Sensitivity of string compressors and repetitiveness measures

The sensitivity of a string compression algorithm $C$ asks how much the output size $C(T)$ for an input string $T$ can increase when a single character edit operation is performed on $T$. This notion enables one to measure the robustness of compression algorithms in terms of errors and/or dynamic changes occurring in the input string. In this paper, we analyze the worst-case multiplicative sensitivity of string compression algorithms, which is defined by $\max_{T \in \Sigma^n}\{C(T')/C(T) : ed(T, T') = 1\}$, where $ed(T, T')$ denotes the edit distance between $T$ and $T'$. For the most common versions of the Lempel-Ziv 77 compressors, we prove that the worst-case multiplicative sensitivity is upper bounded by a small constant, and give matching lower bounds. We generalize these results to the smallest bidirectional scheme $b$. In addition, we show that the sensitivity of a grammar-based compressor called GCIS is also a small constant. Further, we extend the notion of the worst-case sensitivity to string repetitiveness measures such as the smallest string attractor size $\gamma$ and the substring complexity $\delta$, and show that the worst-case sensitivity of $\delta$ is also a small constant. These results contrast with the previously known related results such that the size $z_{\rm 78}$ of the Lempel-Ziv 78 factorization can increase by a factor of $\Omega(n^{1/4})$ [Lagarde and Perifel, 2018], and the number $r$ of runs in the Burrows-Wheeler transform can increase by a factor of $\Omega(\log n)$ [Giuliani et al., 2021] when a character is prepended to an input string of length $n$. By applying our sensitivity bounds of $\delta$ or the smallest grammar to known results (c.f. [Navarro, 2021]), some non-trivial upper bounds for the sensitivities of important string compressors and repetitiveness measures including $\gamma$, $r$, LZ-End, RePair, LongestMatch, and AVL-grammar are derived.
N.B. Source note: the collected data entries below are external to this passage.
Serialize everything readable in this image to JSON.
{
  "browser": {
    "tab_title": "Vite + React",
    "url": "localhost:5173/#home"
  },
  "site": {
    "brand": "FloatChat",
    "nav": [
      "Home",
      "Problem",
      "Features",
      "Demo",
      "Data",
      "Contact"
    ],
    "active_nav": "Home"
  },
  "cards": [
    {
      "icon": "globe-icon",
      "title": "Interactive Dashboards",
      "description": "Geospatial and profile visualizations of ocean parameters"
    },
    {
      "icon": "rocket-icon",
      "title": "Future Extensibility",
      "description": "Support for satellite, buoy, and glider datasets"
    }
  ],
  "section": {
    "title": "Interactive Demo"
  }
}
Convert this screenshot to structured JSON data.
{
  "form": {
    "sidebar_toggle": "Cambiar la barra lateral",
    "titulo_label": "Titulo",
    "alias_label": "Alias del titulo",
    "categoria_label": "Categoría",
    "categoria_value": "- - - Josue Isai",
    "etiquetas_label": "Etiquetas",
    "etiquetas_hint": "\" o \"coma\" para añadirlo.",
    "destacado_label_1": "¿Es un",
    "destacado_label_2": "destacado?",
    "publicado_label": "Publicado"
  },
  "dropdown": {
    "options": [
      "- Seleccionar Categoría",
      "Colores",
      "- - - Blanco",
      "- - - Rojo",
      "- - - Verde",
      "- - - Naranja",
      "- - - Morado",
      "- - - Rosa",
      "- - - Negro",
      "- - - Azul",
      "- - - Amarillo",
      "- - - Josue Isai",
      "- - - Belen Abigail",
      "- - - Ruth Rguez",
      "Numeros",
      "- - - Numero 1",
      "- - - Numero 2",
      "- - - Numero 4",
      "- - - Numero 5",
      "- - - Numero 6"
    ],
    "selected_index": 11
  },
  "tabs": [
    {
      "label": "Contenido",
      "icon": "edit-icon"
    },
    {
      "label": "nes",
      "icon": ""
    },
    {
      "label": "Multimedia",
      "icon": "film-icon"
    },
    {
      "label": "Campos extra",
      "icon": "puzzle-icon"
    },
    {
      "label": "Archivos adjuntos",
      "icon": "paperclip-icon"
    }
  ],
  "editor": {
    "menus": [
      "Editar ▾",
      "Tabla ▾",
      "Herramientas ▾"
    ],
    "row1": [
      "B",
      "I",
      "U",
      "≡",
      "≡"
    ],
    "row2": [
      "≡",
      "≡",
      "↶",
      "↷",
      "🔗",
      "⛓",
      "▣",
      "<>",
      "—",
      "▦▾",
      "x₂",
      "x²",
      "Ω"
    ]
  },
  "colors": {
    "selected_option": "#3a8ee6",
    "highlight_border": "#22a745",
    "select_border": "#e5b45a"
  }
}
翻译：字符串压缩算法 $C$ 的敏感性衡量的是：当输入字符串 $T$ 经历一次单一字符编辑操作时，其输出规模 $C(T)$ 可能增加的程度。这一概念使得能够根据输入字符串中出现的错误和/或动态变化来度量压缩算法的鲁棒性。本文分析了字符串压缩算法的最坏情况乘法敏感性，定义为 $\max_{T \in \Sigma^n}\{C(T')/C(T) : ed(T, T') = 1\}$，其中 $ed(T, T')$ 表示 $T$ 与 $T'$ 之间的编辑距离。对于最常用版本的 Lempel-Ziv 77 压缩器，我们证明其最坏情况乘法敏感性上界为一个小常数，并给出了匹配的下界。我们将这些结果推广到最小双向方案 $b$。此外，我们表明基于语法的压缩器 GCIS 的敏感性同样为一个小常数。进一步，我们将最坏情况敏感性的概念扩展到字符串重复度量，例如最小字符串吸引子大小 $\gamma$ 和子串复杂度 $\delta$，并证明 $\delta$ 的最坏情况敏感性也是一个小常数。这些结果与先前已知的相关结果形成对比，例如：Lempel-Ziv 78 因子分解的规模 $z_{\rm 78}$ 在向长度为 $n$ 的输入字符串前添加一个字符时可能增加 $\Omega(n^{1/4})$ 倍 [Lagarde and Perifel, 2018]，而 Burrows-Wheeler 变换中的游程数 $r$ 可能增加 $\Omega(\log n)$ 倍 [Giuliani et al., 2021]。通过将 $\delta$ 或最小语法的敏感性界应用于已知结果（参见 [Navarro, 2021]），我们推导出了包括 $\gamma$、$r$、LZ-End、RePair、LongestMatch 和 AVL-grammar 在内的若干重要字符串压缩器与重复度量的非平凡敏感性上界。